Le troisième aller-retour de la semaine, et comment l’éviter
Le troisième aller-retour, c’est celui du jeudi soir, quand vous avez déjà refait un complément express le mardi pour le pain de mie et le lait. À ce stade, vous n’achetez plus ce qu’il faut : vous bouchez les trous. Ticket moyen ridicule, énervement maximal.
Deux règles pour l’éviter. Faire les courses une seule fois par semaine : si vous fractionnez, vous perdez la vision des volumes. Et ne jamais partir sans avoir vérifié le stock tampon. C’est bête, mais c’est le détail qui fait que vous repartez avec trois paquets de gâteaux et toujours pas de légumes secs.
La parade d’intendance : un menu de la semaine calé à l’avance. Chaque repas a ses ingrédients, la liste de courses se remplit mécaniquement. Rien de glamour, mais ça évite la panique du jeudi soir. Combiné à une bonne organisation de famille nombreuse, c’est le genre de routine qui libère deux heures par semaine.
Les questions qu’on se pose vraiment entre deux rayons
Qu’est-ce qui est vraiment indispensable ? Les protéines, les féculents, les fruits et le lait. Si le budget se tend — 45 % des familles se concentrent sur l’indispensable en 2026 (baromètre Cofidis × CSA, août 2026) — tenez ces quatre piliers, quitte à réduire le goûter industriel.

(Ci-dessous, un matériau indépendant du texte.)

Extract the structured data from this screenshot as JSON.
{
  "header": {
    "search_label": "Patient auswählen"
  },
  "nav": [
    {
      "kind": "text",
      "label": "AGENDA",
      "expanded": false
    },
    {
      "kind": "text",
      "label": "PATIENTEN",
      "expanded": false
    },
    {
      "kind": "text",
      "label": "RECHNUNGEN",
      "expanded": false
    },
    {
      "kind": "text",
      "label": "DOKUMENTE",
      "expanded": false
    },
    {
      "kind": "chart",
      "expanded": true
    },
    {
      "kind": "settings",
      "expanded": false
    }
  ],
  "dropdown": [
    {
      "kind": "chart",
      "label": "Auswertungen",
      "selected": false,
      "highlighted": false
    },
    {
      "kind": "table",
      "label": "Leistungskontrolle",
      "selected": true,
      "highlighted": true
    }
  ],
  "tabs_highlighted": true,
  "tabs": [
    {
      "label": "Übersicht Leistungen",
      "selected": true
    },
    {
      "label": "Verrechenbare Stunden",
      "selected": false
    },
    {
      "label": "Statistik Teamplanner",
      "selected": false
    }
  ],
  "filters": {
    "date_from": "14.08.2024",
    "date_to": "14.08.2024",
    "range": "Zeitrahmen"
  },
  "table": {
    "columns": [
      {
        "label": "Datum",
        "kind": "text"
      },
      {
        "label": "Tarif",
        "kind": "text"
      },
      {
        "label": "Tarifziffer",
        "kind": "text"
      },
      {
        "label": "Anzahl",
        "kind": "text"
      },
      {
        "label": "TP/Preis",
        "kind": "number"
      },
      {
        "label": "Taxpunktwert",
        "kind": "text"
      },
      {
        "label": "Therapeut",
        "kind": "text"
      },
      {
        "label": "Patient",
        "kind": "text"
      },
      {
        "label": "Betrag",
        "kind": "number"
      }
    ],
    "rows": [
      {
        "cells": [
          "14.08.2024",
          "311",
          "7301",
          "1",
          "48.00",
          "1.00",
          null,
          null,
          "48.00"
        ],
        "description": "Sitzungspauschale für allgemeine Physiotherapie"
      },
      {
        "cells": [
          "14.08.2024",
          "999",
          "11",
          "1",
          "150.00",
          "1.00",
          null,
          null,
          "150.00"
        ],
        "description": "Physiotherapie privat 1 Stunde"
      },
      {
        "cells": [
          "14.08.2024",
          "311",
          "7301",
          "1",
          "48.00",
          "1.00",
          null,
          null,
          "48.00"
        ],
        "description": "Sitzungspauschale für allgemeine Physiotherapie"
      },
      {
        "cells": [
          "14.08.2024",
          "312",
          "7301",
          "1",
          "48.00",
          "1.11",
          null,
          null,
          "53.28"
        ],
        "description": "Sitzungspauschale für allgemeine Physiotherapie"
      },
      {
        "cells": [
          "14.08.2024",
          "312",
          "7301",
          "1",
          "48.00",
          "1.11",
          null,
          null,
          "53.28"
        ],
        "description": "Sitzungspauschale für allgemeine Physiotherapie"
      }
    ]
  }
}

Quel budget courses pour une famille de quatre ou cinq ? Aucun chiffre universel. Tout dépend de la région, des marques et des régimes. Ce qui est certain : le volume fait le prix. Une famille de cinq dépense plus qu’un couple, mais moins par personne que si chacun faisait ses courses dans son coin.
Peut-on nourrir une famille nombreuse avec 100 € par mois ? À cinq, c’est une équation très difficile. Les familles qui y arrivent misent tout sur les légumes secs, les féculents en vrac et le zéro transformé. Mais le réalisme commande de viser d’abord la régularité : une liste de courses famille qui tient le budget et la semaine, même au-dessus de 100 €, c’est une victoire. 44 % des familles réutilisent l’existant et 41 % achètent d’occasion pour ne pas gonfler le caddie (baromètre Cofidis × CSA, août 2026). Ce n’est pas du bricolage, c’est de l’intendance.

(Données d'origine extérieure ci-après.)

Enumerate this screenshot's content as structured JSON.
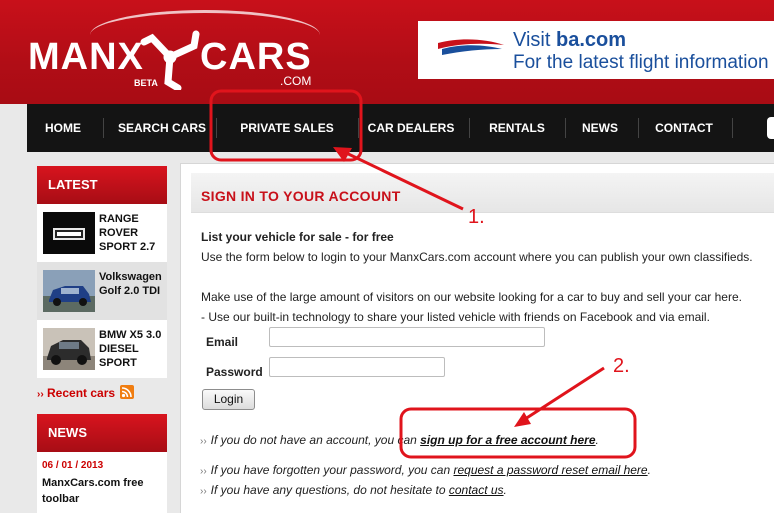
{
  "logo": {
    "left": "MANX",
    "right": "CARS",
    "suffix": ".COM",
    "badge": "BETA"
  },
  "ad": {
    "prefix": "Visit ",
    "domain": "ba.com",
    "tagline": "For the latest flight information"
  },
  "nav": [
    "HOME",
    "SEARCH CARS",
    "PRIVATE SALES",
    "CAR DEALERS",
    "RENTALS",
    "NEWS",
    "CONTACT"
  ],
  "sidebar": {
    "latest_heading": "LATEST",
    "cars": [
      {
        "name": "RANGE ROVER SPORT 2.7"
      },
      {
        "name": "Volkswagen Golf 2.0 TDI"
      },
      {
        "name": "BMW X5 3.0 DIESEL SPORT"
      }
    ],
    "recent_link": "Recent cars",
    "news_heading": "NEWS",
    "news": [
      {
        "date": "06 / 01 / 2013",
        "title": "ManxCars.com free toolbar"
      }
    ]
  },
  "main": {
    "title": "SIGN IN TO YOUR ACCOUNT",
    "subtitle": "List your vehicle for sale - for free",
    "intro": "Use the form below to login to your ManxCars.com account where you can publish your own classifieds.",
    "para1": "Make use of the large amount of visitors on our website looking for a car to buy and sell your car here.",
    "para2": "- Use our built-in technology to share your listed vehicle with friends on Facebook and via email.",
    "email_label": "Email",
    "password_label": "Password",
    "email_value": "",
    "password_value": "",
    "login_button": "Login",
    "signup_prefix": "If you do not have an account, you can ",
    "signup_link": "sign up for a free account here",
    "signup_suffix": ".",
    "reset_prefix": "If you have forgotten your password, you can ",
    "reset_link": "request a password reset email here",
    "reset_suffix": ".",
    "contact_prefix": "If you have any questions, do not hesitate to ",
    "contact_link": "contact us",
    "contact_suffix": "."
  },
  "annotations": {
    "first": "1.",
    "second": "2.",
    "color": "#e0141c"
  }
}
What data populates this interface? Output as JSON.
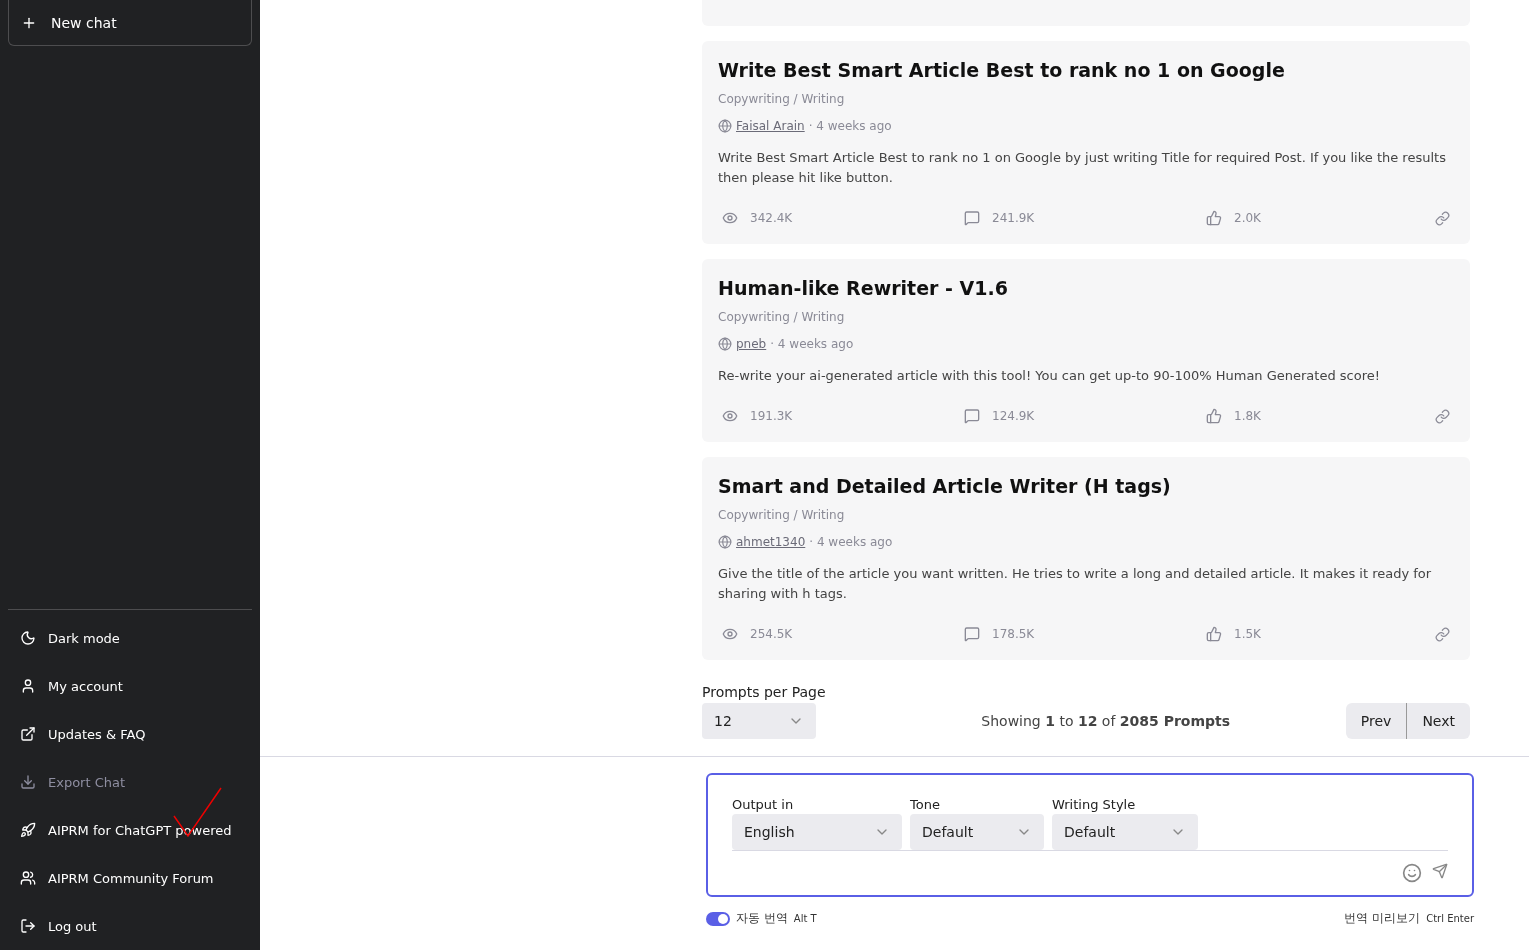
{
  "sidebar": {
    "new_chat": "New chat",
    "items": [
      {
        "label": "Dark mode",
        "disabled": false
      },
      {
        "label": "My account",
        "disabled": false
      },
      {
        "label": "Updates & FAQ",
        "disabled": false
      },
      {
        "label": "Export Chat",
        "disabled": true
      },
      {
        "label": "AIPRM for ChatGPT powered",
        "disabled": false
      },
      {
        "label": "AIPRM Community Forum",
        "disabled": false
      },
      {
        "label": "Log out",
        "disabled": false
      }
    ]
  },
  "cards": [
    {
      "title": "Write Best Smart Article Best to rank no 1 on Google",
      "category": "Copywriting / Writing",
      "author": "Faisal Arain",
      "age": "· 4 weeks ago",
      "description": "Write Best Smart Article Best to rank no 1 on Google by just writing Title for required Post. If you like the results then please hit like button.",
      "views": "342.4K",
      "comments": "241.9K",
      "likes": "2.0K"
    },
    {
      "title": "Human-like Rewriter - V1.6",
      "category": "Copywriting / Writing",
      "author": "pneb",
      "age": "· 4 weeks ago",
      "description": "Re-write your ai-generated article with this tool! You can get up-to 90-100% Human Generated score!",
      "views": "191.3K",
      "comments": "124.9K",
      "likes": "1.8K"
    },
    {
      "title": "Smart and Detailed Article Writer (H tags)",
      "category": "Copywriting / Writing",
      "author": "ahmet1340",
      "age": "· 4 weeks ago",
      "description": "Give the title of the article you want written. He tries to write a long and detailed article. It makes it ready for sharing with h tags.",
      "views": "254.5K",
      "comments": "178.5K",
      "likes": "1.5K"
    }
  ],
  "pagination": {
    "per_page_label": "Prompts per Page",
    "per_page": "12",
    "showing": "Showing **1** to **12** of **2085 Prompts**",
    "prev": "Prev",
    "next": "Next"
  },
  "composer": {
    "selects": [
      {
        "label": "Output in",
        "value": "English"
      },
      {
        "label": "Tone",
        "value": "Default"
      },
      {
        "label": "Writing Style",
        "value": "Default"
      }
    ]
  },
  "translate": {
    "label": "자동 번역",
    "on": true,
    "shortcut": "Alt T",
    "preview": "번역 미리보기",
    "preview_shortcut": "Ctrl Enter"
  }
}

Checklist d’intendance — avant de partir faire les courses
- Vérifier ce qu’il reste dans le stock tampon
- Calculer les volumes de la semaine par produit (en kilos ou en litres, pas en « un paquet »)
- Croiser avec le menu de la semaine prévu — ou au moins les 3 ou 4 repas structurants
- Ajouter le non-alimentaire qui va manquer : couches, lessive, papier toilette
- Noter le budget max du jour en haut de la liste, pour ne pas le découvrir à la caisse
- Vérifier que le coffre de la voiture est vidé — parce que trois packs de lait et une poussette, ça coince
Si la liste vous paraît longue, rappelez-vous que le but n’est pas d’acheter plus : c’est d’acheter une fois. Quand on passe de trois allers-retours à un seul par semaine, le temps et l’énergie récupérés valent tous les tableaux du monde. Courage.